What's with all these chiefs?
Why are there so many chiefs in government? And if that word is in your title, are you a hotshot or a hat rack?
Bob Woods is president of Topside Consulting Group and former commissioner of the General Services Administration’s Federal Technology Service. He also led major IT programs at the Federal Aviation Administration.
In the aftermath of the air traffic controllers’ strike in 1981, our management and human resource consultants in the Federal Aviation Administration pointed out that our management hierarchy was replete with the term “chief.”
There were branch chiefs, division chiefs, section chiefs. After this was pointed out, we changed the names from “chiefs” to “managers.” Later, the Smithsonian Institution dropped the term “chief” because it might be offensive to American Indians and replaced it with “senior.” The CIO became the senior information officer. The CFO became the senior financial officer. Luckily the Gray Panthers never noticed, or if they did, they didn’t take offense.
But the term “chief” is once again on the rise. In a search of Wikipedia under corporate titles, you will find in excess of 50 chief (fill in the blank) officer titles. Along with the ever popular CEO, COO, CFO, CIO, CTO and CISO, you will find chief officers of administration, communications, human capital, acquisition, creativity and experience, just to name a few.
If you find yourself chief of something, there are two possibilities: You are important and the title is there for all to heed, or you are a hat rack on which a title rests.
Bureaucracies have obscure rules and incentives. When legislation or fads force the creation of a position that reports to the top person in the organization, there is always the question of whether the top person will actually oversee that function. Often, someone is given the title with no real duties or budget. That way the mandate is met but the requirement to fund and supervise a function doesn’t exist.
On the other hand, some positions with the word “chief” in the title do have real functions. How can we tell the difference? Budgets are the purest indicator of public policy and organizational commitment. Functions that are vital have budgets. Meat-inspection programs have budgets. Highway trust funds have budgets — highway beautification programs, not so much.

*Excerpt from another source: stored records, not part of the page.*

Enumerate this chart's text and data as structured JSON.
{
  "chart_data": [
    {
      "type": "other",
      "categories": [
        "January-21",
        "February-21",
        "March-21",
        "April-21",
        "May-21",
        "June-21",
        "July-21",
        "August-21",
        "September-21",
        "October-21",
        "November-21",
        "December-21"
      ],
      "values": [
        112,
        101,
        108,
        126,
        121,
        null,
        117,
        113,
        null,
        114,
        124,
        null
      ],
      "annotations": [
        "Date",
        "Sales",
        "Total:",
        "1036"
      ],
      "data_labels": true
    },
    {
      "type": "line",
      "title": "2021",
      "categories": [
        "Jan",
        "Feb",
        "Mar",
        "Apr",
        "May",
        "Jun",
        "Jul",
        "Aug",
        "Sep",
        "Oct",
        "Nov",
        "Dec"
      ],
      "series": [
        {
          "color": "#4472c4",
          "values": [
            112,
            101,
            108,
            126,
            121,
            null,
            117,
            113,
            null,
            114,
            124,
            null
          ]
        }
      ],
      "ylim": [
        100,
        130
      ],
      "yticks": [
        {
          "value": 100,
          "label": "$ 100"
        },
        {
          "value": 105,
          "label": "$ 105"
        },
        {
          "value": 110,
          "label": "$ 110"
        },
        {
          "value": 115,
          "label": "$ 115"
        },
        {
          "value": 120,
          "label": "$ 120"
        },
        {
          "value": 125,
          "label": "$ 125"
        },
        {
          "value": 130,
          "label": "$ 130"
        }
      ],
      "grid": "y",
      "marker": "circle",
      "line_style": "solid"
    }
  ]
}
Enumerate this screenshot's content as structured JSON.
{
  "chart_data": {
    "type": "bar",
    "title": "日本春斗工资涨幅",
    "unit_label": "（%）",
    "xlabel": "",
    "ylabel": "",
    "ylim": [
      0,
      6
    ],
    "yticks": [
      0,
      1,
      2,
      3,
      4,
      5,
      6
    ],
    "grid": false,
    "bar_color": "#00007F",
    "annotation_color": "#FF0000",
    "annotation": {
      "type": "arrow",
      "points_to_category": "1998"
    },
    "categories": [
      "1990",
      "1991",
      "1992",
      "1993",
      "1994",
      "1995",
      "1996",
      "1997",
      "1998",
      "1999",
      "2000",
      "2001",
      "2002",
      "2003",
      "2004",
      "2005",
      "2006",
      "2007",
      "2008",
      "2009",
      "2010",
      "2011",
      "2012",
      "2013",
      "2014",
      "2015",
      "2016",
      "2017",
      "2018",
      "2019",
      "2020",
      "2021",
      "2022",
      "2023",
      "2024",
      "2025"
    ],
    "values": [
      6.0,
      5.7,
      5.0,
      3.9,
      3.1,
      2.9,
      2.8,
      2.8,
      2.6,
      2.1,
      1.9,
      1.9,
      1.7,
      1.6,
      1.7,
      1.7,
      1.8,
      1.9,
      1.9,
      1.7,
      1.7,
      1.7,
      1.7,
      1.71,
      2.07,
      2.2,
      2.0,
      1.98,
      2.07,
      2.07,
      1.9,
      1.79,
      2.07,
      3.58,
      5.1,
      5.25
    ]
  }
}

Although I have never been hung up on titles, there are some limits of logic beyond which I won’t go. Chief debriefing officer, chief analytics officer and chief promotions officer are probably beyond those limits.
In the federal IT world, various combinations of titles and budgets have taken place since the Clinger-Cohen Act was enacted in 1996. Agencies have tried banning the term CIO for everybody except the one person actually at the top of the agency’s IT operations. However, most agencies have sub-unit CIOs, and a CIO Council, led by the agency CIO, provides a loose confederation for governance. If the agency CIO has no budget control, that structure is mostly a paper tiger guided by influence and personal interactions. Career employees tend to like the “live and let live” confederation model, and political appointees are more likely to believe in the one-CIO model. That divide explains some of the churn going on inside many agency CIO offices.
In an age in which we can work thousands of miles from one another, why are we hung up on cutesy titles and reporting chains? It might be that we are trying to substitute for the loss of the day-to-day human interaction that validates us and tells us that someone knows who we are, what we do and why we are important.
This is all coming to you from the Office of the Chief Skeptic, located down the hall from the chief knowledge officer.